Galois invariant line bundles on a product of varieties Let $k$ be a field with separable algebraic closure $k^{\rm s}$ and corresponding absolute Galois group $\varGamma={\rm Gal}(k^{\rm s}/\,k)$ and let $X$ and $Y$ be geometrically connected and geometrically reduced $k$-schemes locally of finite type. 

Question.
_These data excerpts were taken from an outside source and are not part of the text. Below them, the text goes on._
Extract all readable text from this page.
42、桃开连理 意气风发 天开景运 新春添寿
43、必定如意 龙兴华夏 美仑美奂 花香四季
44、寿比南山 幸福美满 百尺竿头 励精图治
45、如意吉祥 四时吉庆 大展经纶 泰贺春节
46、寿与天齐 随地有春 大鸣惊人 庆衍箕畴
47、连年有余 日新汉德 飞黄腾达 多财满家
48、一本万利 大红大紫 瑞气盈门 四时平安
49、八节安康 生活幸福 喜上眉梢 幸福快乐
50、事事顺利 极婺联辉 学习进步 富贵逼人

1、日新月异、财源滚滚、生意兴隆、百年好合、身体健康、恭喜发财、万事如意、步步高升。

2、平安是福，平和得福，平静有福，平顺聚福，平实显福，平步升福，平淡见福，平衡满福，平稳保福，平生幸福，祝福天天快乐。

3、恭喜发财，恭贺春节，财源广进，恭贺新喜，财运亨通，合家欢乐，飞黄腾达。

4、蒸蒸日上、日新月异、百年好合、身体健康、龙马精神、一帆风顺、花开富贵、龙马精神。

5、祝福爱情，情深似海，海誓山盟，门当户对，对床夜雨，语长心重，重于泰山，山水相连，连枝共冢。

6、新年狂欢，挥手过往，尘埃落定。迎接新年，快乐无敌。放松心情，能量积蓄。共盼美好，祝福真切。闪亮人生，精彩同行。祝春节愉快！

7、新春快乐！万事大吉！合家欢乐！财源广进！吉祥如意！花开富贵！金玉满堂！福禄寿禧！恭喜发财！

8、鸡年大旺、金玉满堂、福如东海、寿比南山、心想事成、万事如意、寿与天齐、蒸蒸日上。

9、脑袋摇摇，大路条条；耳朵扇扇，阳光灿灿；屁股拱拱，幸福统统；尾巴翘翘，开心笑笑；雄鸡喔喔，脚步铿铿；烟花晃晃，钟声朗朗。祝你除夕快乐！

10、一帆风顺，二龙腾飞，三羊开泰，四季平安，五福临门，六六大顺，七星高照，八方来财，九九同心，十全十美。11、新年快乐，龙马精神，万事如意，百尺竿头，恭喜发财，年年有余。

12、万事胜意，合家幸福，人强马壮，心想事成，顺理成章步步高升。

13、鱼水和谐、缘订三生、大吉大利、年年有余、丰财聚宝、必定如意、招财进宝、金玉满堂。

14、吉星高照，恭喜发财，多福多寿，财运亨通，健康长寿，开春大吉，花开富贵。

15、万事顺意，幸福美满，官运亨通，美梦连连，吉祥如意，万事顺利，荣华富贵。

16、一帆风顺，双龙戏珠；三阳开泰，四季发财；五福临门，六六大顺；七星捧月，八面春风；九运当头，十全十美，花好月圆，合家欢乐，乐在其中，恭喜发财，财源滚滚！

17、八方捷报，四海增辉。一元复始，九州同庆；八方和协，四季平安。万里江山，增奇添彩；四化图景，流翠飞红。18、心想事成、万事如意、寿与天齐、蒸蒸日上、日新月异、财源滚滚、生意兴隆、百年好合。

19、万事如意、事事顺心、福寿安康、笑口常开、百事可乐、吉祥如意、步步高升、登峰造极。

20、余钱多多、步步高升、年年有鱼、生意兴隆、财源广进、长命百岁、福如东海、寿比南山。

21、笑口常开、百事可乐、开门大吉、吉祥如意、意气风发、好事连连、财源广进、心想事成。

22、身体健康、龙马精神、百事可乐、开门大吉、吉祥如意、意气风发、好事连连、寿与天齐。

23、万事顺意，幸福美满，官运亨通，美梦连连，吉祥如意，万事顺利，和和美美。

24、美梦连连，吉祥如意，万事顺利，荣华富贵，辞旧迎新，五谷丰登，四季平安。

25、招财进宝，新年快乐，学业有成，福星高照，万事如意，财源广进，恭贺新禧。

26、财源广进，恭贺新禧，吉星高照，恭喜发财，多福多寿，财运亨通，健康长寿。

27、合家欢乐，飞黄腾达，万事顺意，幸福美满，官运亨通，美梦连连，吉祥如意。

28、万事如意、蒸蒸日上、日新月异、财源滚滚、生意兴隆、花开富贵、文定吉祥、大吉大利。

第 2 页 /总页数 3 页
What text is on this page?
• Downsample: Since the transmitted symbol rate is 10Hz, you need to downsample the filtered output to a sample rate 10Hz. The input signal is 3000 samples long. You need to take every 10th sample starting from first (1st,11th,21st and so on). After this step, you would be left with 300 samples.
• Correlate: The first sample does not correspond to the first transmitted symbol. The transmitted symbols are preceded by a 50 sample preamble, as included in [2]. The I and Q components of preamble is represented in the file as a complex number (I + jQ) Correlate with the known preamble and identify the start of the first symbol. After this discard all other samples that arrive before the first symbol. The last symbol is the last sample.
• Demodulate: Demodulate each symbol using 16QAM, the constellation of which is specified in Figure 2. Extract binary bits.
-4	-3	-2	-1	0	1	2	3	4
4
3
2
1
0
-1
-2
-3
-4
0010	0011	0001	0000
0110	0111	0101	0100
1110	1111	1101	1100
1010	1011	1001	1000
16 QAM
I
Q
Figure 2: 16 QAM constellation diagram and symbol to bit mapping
Are there examples where the canonical map $(\,{\rm Pic}\,X^{\rm s})^{\varGamma}\oplus(\,{\rm Pic}\,Y^{\rm s})^{\varGamma}\to{\rm Pic}\,(X^{s}\times_{\,k^{\rm s}}Y^{\rm s})^{\varGamma}$ is an isomorphism but the map ${\rm Pic}\,X^{\rm s}\oplus{\rm Pic}\,Y^{\rm s}\hookrightarrow{\rm Pic}\,(X^{s}\times_{k^{\rm s}}Y^{\rm s})$ is not?

It is known that, if $X$ and $Y$ are smooth, projective, geometrically irreducible and of finite type over $k$, then the cokernel of the latter map is naturally isomorphic to ${\rm Hom}({\rm Pic}_{ Y^{\rm s}}^{\vee},{\rm Pic}_{X^{\rm s}})$, where ${\rm Pic}_{X^{\rm s}}$ is the Picard variety of $X^{\rm s}$ (i.e., the largest reduced subscheme of the identity component of the Picard scheme of $X^{\rm s}$ over $k^{\rm s}$) and ${\rm Pic}_{Y^{\rm s}}^{\vee}$ is the dual of ${\rm Pic}_{Y^{\rm s}}$. Thus, while looking for such examples, one should assume that ${\rm Pic}_{Z}\neq 0$ for $Z=X^{s}$ and $Y^{s}$, in particular that $H^{1}(Z,\mathcal O_{Z})\neq 0$ for such $Z$ (a condition which excludes the rational varieties).
 A: Take $X$ a non-CM elliptic curve over $k$ (over finite fields, a similar argument involving ordinary curves will work) and $Y$ its quadratic twist over some quadratic extension of $k$.
$X$ and $Y$ are smooth, projective, geometrically irreducible and of finite type over $k$, so as you note there is an exact sequence $$0 \to ( \operatorname{Pic} X^s \oplus \operatorname{Pic} Y^s \to  \operatorname{Pic} (X^s \times Y^s) \to \operatorname{Hom} ( \operatorname{Pic}^0(Y^{\vee s}),  \operatorname{Pic}^0(X^s)) \to 0$$
I have written the Picard varieties as $ \operatorname{Pic}^0$ to distinguish them from Picard groups. 
This implies, by the left exactness of $G \mapsto G^\Gamma$, an exact sequence.
$$0 \to (\operatorname{Pic} X^s)^\Gamma \oplus (\operatorname{Pic} Y^s)^\Gamma \to  (\operatorname{Pic} (X^s \times Y^s))^\Gamma \to (\operatorname{Hom} ( \operatorname{Pic}^0(Y^{\vee s}),  \operatorname{Pic}^0(X^s)))^\Gamma$$
So it suffices to check that $\operatorname{Hom} ( \operatorname{Pic}^0(Y^{\vee s}),  \operatorname{Pic}^0(X^s)) \neq 0$ but $(\operatorname{Hom} ( \operatorname{Pic}^0(Y^{\vee s}),  \operatorname{Pic}^0(X^s)))^\Gamma=0$, so that the second exact sequence becomes 
$$0 \to \operatorname{Pic} X^s)^\Gamma \oplus (\operatorname{Pic} Y^s)^\Gamma \to  (\operatorname{Pic} (X^s \times Y^s))^\Gamma \to 0.$$
To do this, observe that, because $X$ and $Y$ are elliptic curves, they are their own $\operatorname{Pic}^0$, and are also self-dual, so we are just working with $\operatorname{Hom}(Y^s, X^s)$. Because $Y^s$ and $X^s$ are isomorphic, and are a non-CM elliptic curve $\operatorname{Hom}(Y^s, X^s) = \mathbb Z$. The quadratic twisting means exactly that the Galois action on this is by the quadratic character of the corresponding field extension, and in particular the invariants are trivial, as desired.